State-owned enterprises. Reform of state-owned enterprises (SOEs) is another area in which China could find ways to align its desire for change with U.S. demands. Beijing is not likely to reduce state support below U.S. targets in sectors central to its Made in China 2025 initiative like semiconductors and aviation, where China is racing to gain greater independence. But with its internal drive to boost the competitiveness of SOEs, Beijing will likely extend reforms that offer greater market access or ease state support in other areas. Indeed, internal Chinese policy debates in recent months have intensified, and officials are increasingly speaking of "competitive neutrality" when hinting at the next stage of reforms.

In this context, Beijing may be willing to offer more access for foreign and private capital in non-strategic industries such as finance, high-tech, telecom and energy, and to diversify SOE structures to include some private-sector shares to lessen the influence of state capital. However, there will be limits. While Beijing aims to assure both domestic and foreign private businesses of its commitment to reform, any changes will likely be used to defend the practices of its overseas SOEs from foreign governments.

What Are the Stakes?

Common ground and obvious concessions will take the United States and China only so far over the next 90 days. Issues such as cooperation in cyberspace and reducing automotive and other tariffs will be unlikely without reciprocal treatment from the United States. At the same time, there is the possibility that China will make enough concessions within the negotiation window that Washington will agree to extend the trade truce.

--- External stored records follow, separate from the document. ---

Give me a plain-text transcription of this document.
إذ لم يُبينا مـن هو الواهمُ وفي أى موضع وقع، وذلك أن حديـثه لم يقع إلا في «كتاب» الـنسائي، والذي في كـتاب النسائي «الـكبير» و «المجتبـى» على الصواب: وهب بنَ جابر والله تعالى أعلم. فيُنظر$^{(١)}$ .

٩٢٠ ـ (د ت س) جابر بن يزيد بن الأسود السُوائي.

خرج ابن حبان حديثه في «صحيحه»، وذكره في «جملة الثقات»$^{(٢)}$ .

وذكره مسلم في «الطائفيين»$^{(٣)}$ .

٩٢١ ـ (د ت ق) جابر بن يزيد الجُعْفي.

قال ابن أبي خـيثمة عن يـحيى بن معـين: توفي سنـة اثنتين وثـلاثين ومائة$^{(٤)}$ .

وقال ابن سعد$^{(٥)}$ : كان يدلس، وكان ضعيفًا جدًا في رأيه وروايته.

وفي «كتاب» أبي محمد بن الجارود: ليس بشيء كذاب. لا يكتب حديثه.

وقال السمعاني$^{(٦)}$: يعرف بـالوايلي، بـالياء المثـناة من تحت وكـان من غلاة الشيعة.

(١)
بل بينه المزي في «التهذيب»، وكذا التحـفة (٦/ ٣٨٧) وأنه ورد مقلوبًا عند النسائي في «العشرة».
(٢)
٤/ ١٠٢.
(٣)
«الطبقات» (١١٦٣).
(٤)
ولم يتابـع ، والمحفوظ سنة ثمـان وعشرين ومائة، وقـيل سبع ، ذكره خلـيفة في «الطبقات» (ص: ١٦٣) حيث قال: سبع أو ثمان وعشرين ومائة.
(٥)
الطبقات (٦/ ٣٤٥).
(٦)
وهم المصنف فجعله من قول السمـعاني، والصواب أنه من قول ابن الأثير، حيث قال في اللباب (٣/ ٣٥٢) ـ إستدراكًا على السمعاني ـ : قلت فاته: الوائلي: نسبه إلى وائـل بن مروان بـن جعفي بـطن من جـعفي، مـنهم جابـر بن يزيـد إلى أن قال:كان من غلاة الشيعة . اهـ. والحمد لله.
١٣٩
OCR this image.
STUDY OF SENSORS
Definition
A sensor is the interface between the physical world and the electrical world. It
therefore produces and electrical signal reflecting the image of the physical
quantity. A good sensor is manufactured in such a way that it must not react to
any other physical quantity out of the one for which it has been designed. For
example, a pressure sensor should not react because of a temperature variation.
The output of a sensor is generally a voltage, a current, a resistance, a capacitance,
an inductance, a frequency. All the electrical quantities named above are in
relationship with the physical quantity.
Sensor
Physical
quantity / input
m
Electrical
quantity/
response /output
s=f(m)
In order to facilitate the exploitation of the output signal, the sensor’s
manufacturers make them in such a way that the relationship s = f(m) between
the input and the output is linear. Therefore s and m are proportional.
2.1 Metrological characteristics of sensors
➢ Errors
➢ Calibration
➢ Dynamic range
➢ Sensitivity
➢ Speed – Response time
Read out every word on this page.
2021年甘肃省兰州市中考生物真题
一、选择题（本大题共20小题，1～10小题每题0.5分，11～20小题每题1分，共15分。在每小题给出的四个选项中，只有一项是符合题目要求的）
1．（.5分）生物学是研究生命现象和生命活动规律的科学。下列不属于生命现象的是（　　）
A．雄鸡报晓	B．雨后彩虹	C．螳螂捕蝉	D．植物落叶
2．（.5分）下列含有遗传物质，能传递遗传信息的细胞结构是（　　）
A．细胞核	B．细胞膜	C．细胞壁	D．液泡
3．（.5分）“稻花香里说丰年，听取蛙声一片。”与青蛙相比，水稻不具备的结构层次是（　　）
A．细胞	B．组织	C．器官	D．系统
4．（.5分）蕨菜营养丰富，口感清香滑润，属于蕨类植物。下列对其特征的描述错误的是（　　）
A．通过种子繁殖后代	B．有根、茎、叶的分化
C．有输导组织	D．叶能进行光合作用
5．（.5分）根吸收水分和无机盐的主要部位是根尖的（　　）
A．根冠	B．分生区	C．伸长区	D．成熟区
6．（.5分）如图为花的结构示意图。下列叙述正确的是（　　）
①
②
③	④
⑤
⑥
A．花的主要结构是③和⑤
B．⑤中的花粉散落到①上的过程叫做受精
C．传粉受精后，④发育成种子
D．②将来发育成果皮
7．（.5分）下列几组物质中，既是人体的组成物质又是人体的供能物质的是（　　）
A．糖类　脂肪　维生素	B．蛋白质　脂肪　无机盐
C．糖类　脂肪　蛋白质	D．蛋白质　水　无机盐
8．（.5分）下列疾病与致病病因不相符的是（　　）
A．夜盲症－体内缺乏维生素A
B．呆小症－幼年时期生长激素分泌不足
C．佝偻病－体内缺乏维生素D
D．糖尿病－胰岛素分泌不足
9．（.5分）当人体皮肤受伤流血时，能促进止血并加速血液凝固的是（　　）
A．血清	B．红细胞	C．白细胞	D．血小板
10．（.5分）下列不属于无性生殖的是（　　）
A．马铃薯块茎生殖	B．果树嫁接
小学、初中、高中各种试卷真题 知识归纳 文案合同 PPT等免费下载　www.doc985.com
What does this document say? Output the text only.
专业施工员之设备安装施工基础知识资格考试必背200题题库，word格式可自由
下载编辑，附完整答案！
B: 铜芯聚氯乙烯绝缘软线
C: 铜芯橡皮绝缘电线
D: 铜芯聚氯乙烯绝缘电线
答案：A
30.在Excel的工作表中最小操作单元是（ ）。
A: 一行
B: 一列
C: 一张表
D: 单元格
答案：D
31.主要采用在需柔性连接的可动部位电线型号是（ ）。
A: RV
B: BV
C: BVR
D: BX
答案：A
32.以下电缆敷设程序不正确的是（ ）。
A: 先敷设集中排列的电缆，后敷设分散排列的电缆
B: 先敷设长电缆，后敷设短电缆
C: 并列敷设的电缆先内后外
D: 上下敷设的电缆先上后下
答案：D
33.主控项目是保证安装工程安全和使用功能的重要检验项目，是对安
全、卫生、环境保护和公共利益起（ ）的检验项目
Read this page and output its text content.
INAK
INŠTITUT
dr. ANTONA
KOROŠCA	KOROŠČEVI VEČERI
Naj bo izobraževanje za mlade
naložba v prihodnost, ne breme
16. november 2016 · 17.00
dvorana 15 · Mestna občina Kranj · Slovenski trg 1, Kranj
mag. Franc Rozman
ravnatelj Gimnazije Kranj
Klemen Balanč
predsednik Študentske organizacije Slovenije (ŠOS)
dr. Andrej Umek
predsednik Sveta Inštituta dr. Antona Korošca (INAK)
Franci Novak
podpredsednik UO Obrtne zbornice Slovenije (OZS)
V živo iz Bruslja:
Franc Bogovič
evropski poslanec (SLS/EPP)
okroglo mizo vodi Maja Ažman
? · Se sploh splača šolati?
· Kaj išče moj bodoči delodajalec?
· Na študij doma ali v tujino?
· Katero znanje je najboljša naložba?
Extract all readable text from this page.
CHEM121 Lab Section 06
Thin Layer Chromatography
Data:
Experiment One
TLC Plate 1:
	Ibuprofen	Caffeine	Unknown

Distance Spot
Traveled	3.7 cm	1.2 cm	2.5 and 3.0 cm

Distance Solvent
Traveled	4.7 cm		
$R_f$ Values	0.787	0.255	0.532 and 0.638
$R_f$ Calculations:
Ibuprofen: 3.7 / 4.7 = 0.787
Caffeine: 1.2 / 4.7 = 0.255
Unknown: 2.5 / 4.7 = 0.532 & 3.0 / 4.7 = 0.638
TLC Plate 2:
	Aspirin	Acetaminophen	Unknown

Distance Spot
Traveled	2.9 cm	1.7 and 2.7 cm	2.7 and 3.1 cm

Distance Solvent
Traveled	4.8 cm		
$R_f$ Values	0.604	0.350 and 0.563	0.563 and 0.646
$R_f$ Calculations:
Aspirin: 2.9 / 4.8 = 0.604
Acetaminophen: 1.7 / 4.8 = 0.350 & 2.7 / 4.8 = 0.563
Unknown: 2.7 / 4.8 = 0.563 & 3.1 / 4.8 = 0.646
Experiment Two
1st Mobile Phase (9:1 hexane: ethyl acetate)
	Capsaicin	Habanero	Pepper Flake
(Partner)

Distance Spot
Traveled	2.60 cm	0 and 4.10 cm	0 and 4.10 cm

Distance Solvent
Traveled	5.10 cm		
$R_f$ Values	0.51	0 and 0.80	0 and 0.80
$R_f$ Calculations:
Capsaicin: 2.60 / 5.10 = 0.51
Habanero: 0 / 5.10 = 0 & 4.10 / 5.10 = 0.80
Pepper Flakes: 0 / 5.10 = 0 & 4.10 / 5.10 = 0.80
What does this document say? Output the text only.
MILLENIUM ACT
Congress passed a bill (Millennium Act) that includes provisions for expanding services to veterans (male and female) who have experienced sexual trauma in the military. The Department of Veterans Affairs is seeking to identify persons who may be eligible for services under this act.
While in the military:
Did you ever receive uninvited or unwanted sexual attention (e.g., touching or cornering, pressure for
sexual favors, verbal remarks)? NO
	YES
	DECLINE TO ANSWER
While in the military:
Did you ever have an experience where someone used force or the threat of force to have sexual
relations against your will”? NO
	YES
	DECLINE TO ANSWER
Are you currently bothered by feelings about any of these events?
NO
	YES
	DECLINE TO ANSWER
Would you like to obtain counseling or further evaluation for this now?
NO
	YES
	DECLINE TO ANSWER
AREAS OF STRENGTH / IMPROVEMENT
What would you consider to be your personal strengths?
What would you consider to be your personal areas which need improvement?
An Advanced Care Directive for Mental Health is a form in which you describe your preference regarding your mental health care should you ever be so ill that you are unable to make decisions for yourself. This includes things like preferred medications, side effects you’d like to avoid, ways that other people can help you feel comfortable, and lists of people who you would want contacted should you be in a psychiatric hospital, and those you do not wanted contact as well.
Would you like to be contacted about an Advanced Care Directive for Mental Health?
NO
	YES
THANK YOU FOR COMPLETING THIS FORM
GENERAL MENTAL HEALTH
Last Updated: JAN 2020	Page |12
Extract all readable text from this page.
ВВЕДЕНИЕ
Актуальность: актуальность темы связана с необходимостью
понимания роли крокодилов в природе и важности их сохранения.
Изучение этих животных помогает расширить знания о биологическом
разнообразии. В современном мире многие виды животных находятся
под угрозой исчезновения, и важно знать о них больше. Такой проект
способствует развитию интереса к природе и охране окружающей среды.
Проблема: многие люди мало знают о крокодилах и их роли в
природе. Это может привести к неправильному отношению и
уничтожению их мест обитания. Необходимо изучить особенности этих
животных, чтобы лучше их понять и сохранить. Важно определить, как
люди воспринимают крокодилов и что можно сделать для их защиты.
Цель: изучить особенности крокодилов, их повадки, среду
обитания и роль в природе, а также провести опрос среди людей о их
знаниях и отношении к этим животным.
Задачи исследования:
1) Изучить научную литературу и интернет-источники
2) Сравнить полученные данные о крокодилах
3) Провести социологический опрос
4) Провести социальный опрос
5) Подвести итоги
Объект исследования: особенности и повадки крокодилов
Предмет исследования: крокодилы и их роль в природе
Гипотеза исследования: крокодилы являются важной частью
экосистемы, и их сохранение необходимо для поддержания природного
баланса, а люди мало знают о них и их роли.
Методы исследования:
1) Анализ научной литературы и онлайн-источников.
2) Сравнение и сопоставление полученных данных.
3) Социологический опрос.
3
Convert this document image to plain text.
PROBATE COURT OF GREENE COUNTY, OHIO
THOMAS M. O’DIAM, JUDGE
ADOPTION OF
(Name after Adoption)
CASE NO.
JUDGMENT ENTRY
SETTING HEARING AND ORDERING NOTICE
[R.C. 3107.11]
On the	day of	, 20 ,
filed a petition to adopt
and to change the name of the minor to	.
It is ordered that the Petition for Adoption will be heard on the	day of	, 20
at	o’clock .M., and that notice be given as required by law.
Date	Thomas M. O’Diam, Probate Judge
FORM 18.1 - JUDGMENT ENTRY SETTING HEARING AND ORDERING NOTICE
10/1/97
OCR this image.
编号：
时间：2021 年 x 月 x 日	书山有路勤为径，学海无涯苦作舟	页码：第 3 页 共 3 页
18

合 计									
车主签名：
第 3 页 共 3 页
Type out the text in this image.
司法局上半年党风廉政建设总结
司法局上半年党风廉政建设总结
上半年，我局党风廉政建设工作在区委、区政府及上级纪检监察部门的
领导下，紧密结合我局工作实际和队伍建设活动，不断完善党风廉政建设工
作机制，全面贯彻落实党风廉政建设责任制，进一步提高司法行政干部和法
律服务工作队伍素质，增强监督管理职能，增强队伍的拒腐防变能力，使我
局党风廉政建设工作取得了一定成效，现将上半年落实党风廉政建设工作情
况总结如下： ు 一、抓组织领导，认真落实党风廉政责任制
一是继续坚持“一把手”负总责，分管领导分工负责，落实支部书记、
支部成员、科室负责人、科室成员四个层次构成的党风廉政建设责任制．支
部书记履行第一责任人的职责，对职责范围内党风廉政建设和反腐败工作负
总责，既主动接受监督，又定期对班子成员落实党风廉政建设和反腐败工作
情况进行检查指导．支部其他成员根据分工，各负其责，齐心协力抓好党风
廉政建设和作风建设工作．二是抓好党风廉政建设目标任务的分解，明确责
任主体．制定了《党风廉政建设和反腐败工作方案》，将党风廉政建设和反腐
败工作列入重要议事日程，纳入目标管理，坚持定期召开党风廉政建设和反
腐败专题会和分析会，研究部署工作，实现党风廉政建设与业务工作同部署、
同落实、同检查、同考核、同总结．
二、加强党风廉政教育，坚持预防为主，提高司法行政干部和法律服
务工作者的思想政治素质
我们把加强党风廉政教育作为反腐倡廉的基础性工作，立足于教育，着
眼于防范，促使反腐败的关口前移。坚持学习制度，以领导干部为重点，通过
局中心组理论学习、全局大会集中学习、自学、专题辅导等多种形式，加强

Whether any of China's concessions placate U.S. negotiators is another story. For this reason, the next stage of talks will boil down to a question of political will on the part of the White House. If the Trump administration feels compelled to claim a political win for a domestic audience, it can frame the easier trade concessions China is more likely to make as a "deal." But the U.S.-China economic divide is steeped in the two countries' broader strategic competition. This means there is more room for escalation, especially as Trump maintains the strong ideological conviction that tariffs are not just a hammer in negotiations, but also an essential tool for reducing trade deficits.